We love a positive story about educators here at We Are Teachers. Even better is when that story is shared because of a supportive administrator. And if that story also involves superheros? Well, count us in.
So, when Principal John Martinez of Mackenzie Middle School reached out on our Principal Life Facebook group to share about the superhero trading cards he created for his staff (on his own time!), we couldn’t wait to learn more. Check out what he had to say about his school, his staff, and this time-honored tradition—plus, how other principals can replicate this at their school!
Tell us about your school. How long have you been a principal there?
I have been principal at Mackenzie Middle School for nine years. Our school places an emphasis on STEAM (science, technology, engineering, arts, and math) through our elective options, which include Engineering, Family Consumer Science, and Audiovisual Communications courses. This also would include lots of options in orchestra, band, choir, mariachi, theater arts, and visual arts. We are extremely proud of the makerspace that we have built over the past eight years for kids to engage in hands-on, fun, and exciting learning experiences. With a librarian committed to providing these opportunities, our students get to use green screen technology, 3D design software and printers, sewing machines, and our latest edition … a flight simulator donated through our partnership with NSBE@TTU and the ROTC program at TTU (Texas Tech University). With this and more, our students experience so much more than a traditional education.
How did this trading card idea come about?
The trading card concept has always been something that I have wanted to do for my school since my first years as a school principal. As a child, I collected a few trading cards and other types of collectibles. This led to me doing the same for my children as they grew older. From Hot Wheels to bobbleheads to trading cards, I continue to enjoy collecting these items from various sporting events and have passed on this enthusiasm to my own children.
But in my heart, I always knew that the true heroes in this world are not those playing on the field or court, they are the classroom teachers. Today’s educators (including school nurses, custodial staff, cafeteria teams, principals, secretaries, and paraprofessionals) are the true heroes and should be honored as such. So, this has been my driving force in starting this idea. I started in 2016 with a set of trading cards for all staff members at Mackenzie Middle School and we have been doing so ever since. Thanks to a special partnership with Horace Mann Insurance and Mr. Bobby Herndon, we are able to print these cards for all staff members.
Tell us about the design process. Does the staff have input?

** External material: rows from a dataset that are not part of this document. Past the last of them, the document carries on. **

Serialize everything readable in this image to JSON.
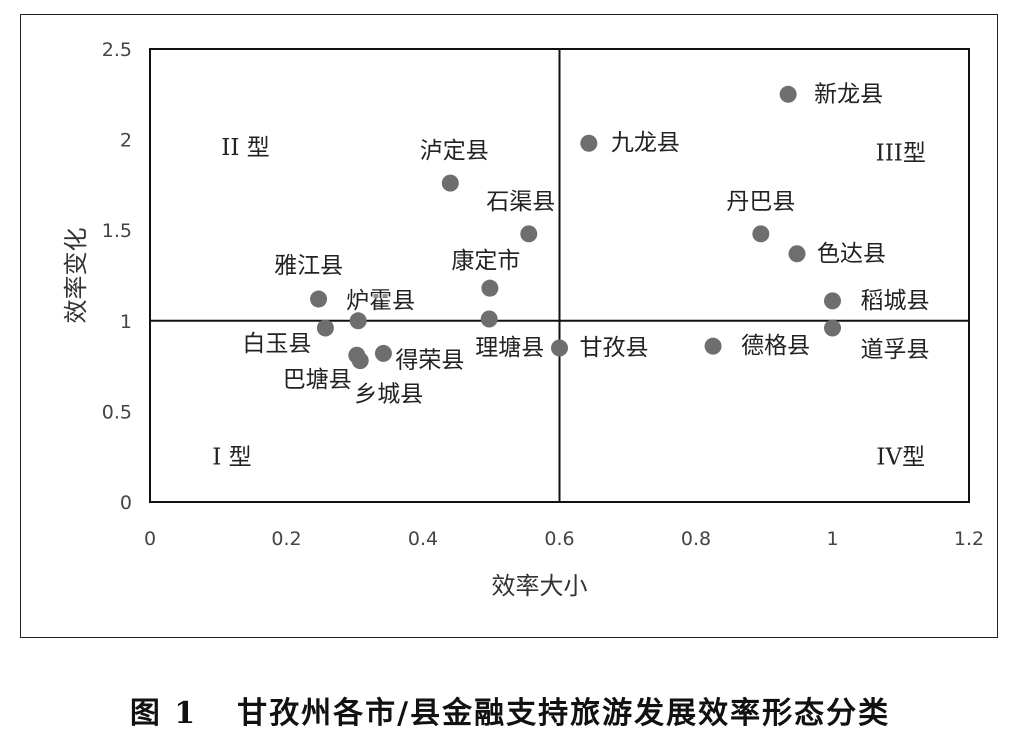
{
  "caption": {
    "number": "图 1",
    "text": "甘孜州各市/县金融支持旅游发展效率形态分类"
  },
  "chart_data": {
    "type": "scatter",
    "title": "",
    "xlabel": "效率大小",
    "ylabel": "效率变化",
    "xlim": [
      0,
      1.2
    ],
    "ylim": [
      0,
      2.5
    ],
    "xticks": [
      "0",
      "0.2",
      "0.4",
      "0.6",
      "0.8",
      "1",
      "1.2"
    ],
    "yticks": [
      "0",
      "0.5",
      "1",
      "1.5",
      "2",
      "2.5"
    ],
    "divider_x": 0.6,
    "divider_y": 1,
    "grid": false,
    "legend": "none",
    "marker_color": "#6e6e6e",
    "quadrants": [
      {
        "label": "II 型",
        "x": 0.14,
        "y": 1.96
      },
      {
        "label": "III型",
        "x": 1.1,
        "y": 1.93
      },
      {
        "label": "I 型",
        "x": 0.12,
        "y": 0.25
      },
      {
        "label": "IV型",
        "x": 1.1,
        "y": 0.25
      }
    ],
    "points": [
      {
        "name": "新龙县",
        "x": 0.935,
        "y": 2.25
      },
      {
        "name": "九龙县",
        "x": 0.643,
        "y": 1.98
      },
      {
        "name": "泸定县",
        "x": 0.44,
        "y": 1.76
      },
      {
        "name": "石渠县",
        "x": 0.555,
        "y": 1.48
      },
      {
        "name": "丹巴县",
        "x": 0.895,
        "y": 1.48
      },
      {
        "name": "色达县",
        "x": 0.948,
        "y": 1.37
      },
      {
        "name": "康定市",
        "x": 0.498,
        "y": 1.18
      },
      {
        "name": "雅江县",
        "x": 0.247,
        "y": 1.12
      },
      {
        "name": "稻城县",
        "x": 1.0,
        "y": 1.11
      },
      {
        "name": "炉霍县",
        "x": 0.305,
        "y": 1.0
      },
      {
        "name": "理塘县",
        "x": 0.497,
        "y": 1.01
      },
      {
        "name": "道孚县",
        "x": 1.0,
        "y": 0.96
      },
      {
        "name": "白玉县",
        "x": 0.257,
        "y": 0.96
      },
      {
        "name": "德格县",
        "x": 0.825,
        "y": 0.86
      },
      {
        "name": "甘孜县",
        "x": 0.6,
        "y": 0.85
      },
      {
        "name": "得荣县",
        "x": 0.342,
        "y": 0.82
      },
      {
        "name": "巴塘县",
        "x": 0.303,
        "y": 0.81
      },
      {
        "name": "乡城县",
        "x": 0.308,
        "y": 0.78
      }
    ]
  }
}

Actually, the staff have very little input. But I hope for a good reason. It has also been a very unique surprise to see what their trading card will be for the new year. First off, I do not want to take away from our first responsibility: educating our children. So, I do not ask staff members to assist with the design and printing process. As a principal who has strong technical and digital skills, I actually enjoy doing this for our school and know that it is a strong positive culture piece that I want to bring into our school, so I do the work in designing the cards. I also know that my role as a principal is to focus on educating children, so I do a lot of the design work off the clock on my own time.
Back when I first started, I used Photoshop, but thanks to Canva, I can save a lot of time using their resources. Each year has been different and my creativity has grown over time. Last year, we designed cards that had a “glow” theme with lots of neon colors. Another year, I added a “loteria” theme to our cards, since we have a large Hispanic population at our campus. This year, I went with a superhero theme and used cartoonish-inspired photos of the staff. I believe this is going to be the best one yet, based upon staff and student response so far.

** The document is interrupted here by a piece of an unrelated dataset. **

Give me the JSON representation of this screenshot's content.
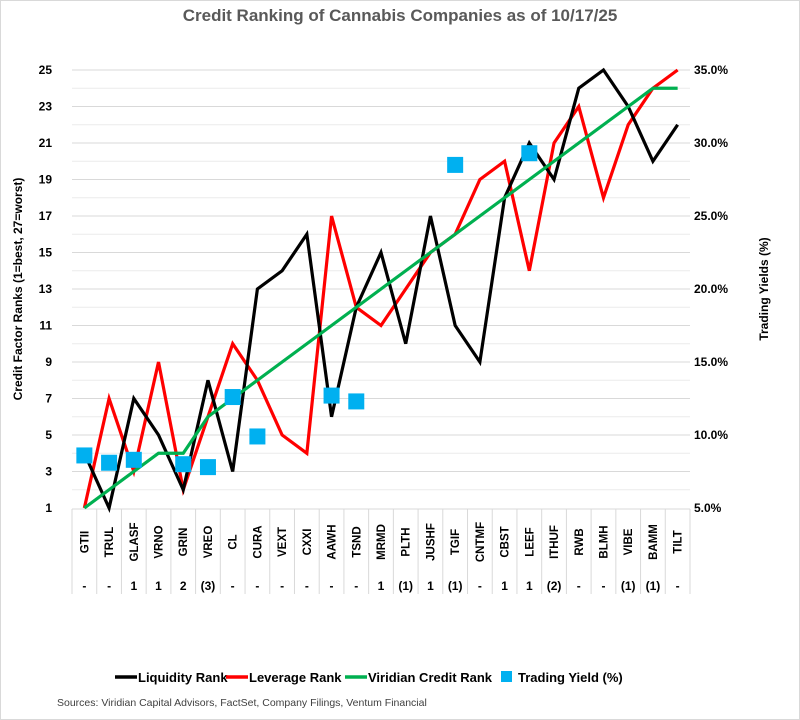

Most importantly, I print with Slate Group in Lubbock, Texas. They use the right card stock that gives it that actual authentic trading card feel. My contact is Greg Lee and he is open for business.
Here’s the front of the card up close:
And here’s the back—complete with stats!
What was the response of your school community?
No doubt, the response has been pretty exciting, especially with this year’s superhero theme. Because there is only a limited number of cards, kids will be asking for their teachers’ cards quickly. We remind them that good behavior and exceptional citizenship is one way to earn a card from someone. But I’m just happy to pass out my cards to the kids who want them.
We have to remember, these are middle school kids and not all of them want to collect the cards. As far as the teachers, I think most of them love the idea and can’t wait to see what their card is for the year. It’s also a special day when our first-year teachers receive their “rookie” cards. Like any other unique trading card, I have seen lots of kids sleeving them to protect them, which is what I do as well. My hope is that one day, these kids will hold onto these cards and remember the special teachers that cared for them at Mackenzie Middle School.
How can teachers replicate this idea at their own schools?
Teachers or principals can edit their own photos to have the “superhero” quality using the ToonMe app. Then, they can add those photos to our Canva template linked here (it’s a view-only template, but just make a copy and then you can edit that). It’s important to note that some of the design features on the trading card were on Canva Pro, which is subscription-based.
Some have already shared their designs, and I can’t wait to see the response from their kids. I can also be reached at firstname.lastname@example.org for anyone who wants a little more help.
Thanks so much to Principal John Martinez for taking the time to fill us in on this fun and meaningful tradition!